Dans le Bas-Rhin, le préfet a lui aussi rétabli le port du masque en extérieur et s’apprête à imposer un horaire de fermeture des bars et restaurants, ainsi qu’une restriction de la vente d’alcool dans l’espace public. Le masque devient aussi obligatoire pour une grande partie de la côte des Pyrénées-Atlantiques, a annoncé la préfecture lundi 26 juillet. Un «non-sens total», pour Philippe Lemoine:

«À supposer que ces mesures aient un impact, celui-ci est extrêmement faible sur la dynamique de l’épidémie. Il serait sinon très facile à détecter. Le fait de porter des masques en extérieur, par exemple, n’a rigoureusement aucun effet. En revanche, ces restrictions ont un effet très important sur la santé mentale des gens», avance l’universitaire.

Alors que le pass sanitaire doit être mis en application dans les jours qui viennent, dès lors que le Conseil constitutionnel aura statué sur la loi portant cette mesure, peut-on imaginer un scénario où l’instauration du laissez-passer coïnciderait avec de nouvelles restrictions sanitaires, potentiellement plus drastiques? «Je suis prêt à parier que la mise en application du pass sanitaire n’empêchera pas le gouvernement de remettre en place des mesures comme le couvre-feu, si l’incidence continue à croître», rétorque Philippe Lemoine.

Pour notre interlocuteur, le gouvernement et les autorités sanitaires devraient cesser de se fier uniquement au taux d’incidence afin de mesurer l’ampleur et la gravité de l’épidémie, comme c’est actuellement le cas.
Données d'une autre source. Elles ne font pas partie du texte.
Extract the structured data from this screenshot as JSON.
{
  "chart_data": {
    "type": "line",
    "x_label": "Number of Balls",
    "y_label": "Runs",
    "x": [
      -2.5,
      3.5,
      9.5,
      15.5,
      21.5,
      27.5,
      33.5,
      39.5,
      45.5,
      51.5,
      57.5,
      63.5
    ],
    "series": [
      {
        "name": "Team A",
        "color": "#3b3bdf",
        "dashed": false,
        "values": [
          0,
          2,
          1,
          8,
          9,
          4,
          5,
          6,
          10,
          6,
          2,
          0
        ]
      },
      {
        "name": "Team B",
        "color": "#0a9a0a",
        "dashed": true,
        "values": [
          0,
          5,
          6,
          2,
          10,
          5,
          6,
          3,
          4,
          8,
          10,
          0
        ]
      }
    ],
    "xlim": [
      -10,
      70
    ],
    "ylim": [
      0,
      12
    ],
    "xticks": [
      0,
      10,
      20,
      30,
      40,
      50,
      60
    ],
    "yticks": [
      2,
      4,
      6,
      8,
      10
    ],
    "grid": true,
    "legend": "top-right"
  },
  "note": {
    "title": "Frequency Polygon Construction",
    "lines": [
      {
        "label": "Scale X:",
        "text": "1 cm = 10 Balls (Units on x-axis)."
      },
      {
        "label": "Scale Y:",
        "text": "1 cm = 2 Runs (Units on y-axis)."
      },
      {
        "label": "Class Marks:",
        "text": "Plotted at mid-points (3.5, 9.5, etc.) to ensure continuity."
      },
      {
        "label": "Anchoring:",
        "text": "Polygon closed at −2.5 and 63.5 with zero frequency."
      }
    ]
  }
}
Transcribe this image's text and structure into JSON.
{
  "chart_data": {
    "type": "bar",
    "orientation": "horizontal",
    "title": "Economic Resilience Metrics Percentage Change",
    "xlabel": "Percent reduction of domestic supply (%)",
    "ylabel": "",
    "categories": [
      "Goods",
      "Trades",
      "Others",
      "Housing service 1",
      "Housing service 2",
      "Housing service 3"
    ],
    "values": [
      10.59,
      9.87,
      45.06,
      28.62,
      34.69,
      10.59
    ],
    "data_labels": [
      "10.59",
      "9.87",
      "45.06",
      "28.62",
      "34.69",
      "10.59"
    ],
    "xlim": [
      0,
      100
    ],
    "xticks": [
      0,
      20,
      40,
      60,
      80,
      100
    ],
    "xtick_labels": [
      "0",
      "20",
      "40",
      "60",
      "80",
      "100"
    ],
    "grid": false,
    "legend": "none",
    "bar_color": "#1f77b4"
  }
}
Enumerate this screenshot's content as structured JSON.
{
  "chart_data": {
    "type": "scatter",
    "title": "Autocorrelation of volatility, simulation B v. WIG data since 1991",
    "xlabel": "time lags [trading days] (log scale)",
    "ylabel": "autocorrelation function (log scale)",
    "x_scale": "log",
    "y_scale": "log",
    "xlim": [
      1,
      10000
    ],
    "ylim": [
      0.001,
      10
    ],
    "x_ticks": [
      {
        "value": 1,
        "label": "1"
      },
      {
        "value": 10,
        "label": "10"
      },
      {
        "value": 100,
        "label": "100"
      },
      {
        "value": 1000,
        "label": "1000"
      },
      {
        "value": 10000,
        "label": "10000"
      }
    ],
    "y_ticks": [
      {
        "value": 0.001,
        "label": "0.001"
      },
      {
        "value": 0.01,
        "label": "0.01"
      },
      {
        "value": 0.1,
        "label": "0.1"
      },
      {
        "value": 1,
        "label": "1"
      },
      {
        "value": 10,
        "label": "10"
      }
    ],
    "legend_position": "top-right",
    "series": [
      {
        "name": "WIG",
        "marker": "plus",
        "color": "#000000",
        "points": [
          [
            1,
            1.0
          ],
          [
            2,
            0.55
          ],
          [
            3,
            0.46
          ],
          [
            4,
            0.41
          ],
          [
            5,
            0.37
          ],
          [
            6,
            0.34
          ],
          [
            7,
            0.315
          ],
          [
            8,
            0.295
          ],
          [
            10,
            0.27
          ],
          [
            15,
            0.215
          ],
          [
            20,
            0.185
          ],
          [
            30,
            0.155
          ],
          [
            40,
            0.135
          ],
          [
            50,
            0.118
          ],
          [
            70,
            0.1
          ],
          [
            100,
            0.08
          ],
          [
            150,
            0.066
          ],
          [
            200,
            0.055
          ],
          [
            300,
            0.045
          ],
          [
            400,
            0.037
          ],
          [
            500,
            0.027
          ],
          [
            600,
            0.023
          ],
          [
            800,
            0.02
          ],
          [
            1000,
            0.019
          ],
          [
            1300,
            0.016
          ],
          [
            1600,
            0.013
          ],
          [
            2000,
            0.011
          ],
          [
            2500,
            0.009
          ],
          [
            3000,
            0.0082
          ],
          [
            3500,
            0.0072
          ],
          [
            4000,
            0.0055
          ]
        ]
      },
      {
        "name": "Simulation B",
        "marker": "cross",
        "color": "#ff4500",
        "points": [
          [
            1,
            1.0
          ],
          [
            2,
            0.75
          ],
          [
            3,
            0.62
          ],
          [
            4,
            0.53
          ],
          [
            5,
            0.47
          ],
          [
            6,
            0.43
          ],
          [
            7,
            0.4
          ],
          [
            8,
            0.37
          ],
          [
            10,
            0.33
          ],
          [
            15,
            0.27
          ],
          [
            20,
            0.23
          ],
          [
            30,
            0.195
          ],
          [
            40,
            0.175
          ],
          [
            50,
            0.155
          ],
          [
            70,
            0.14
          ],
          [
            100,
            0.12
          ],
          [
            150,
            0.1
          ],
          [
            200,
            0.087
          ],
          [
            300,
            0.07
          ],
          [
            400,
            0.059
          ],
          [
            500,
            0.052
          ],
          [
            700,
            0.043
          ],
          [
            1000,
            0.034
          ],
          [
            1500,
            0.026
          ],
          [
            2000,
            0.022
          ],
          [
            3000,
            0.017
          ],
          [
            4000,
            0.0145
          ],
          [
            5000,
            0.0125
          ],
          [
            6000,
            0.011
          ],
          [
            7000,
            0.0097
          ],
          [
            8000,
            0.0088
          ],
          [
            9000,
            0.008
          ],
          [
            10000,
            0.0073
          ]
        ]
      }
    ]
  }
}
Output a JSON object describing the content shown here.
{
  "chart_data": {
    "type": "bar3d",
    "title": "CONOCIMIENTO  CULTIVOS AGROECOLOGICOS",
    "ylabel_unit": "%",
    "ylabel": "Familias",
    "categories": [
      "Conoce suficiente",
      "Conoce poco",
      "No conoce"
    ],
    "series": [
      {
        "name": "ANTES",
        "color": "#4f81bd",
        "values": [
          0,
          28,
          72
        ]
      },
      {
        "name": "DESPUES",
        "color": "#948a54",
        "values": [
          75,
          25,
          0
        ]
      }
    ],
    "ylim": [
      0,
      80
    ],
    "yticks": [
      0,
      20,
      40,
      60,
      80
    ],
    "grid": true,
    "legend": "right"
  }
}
En Allemagne, la question se pose désormais ouvertement. «Le taux d’incidence devient de moins en moins significatif au fur et à mesure que la campagne de vaccination progresse», a fait valoir Jens Spahn, ministre de la Santé d’Angela Merkel.

«Il faut que l’on arrête de se focaliser sur l’incidence désormais que le lien entre incidence et mortalité a été cassé, comme on le voit actuellement en Angleterre et comme on le verra prochainement en France», assure Philippe Lemoine.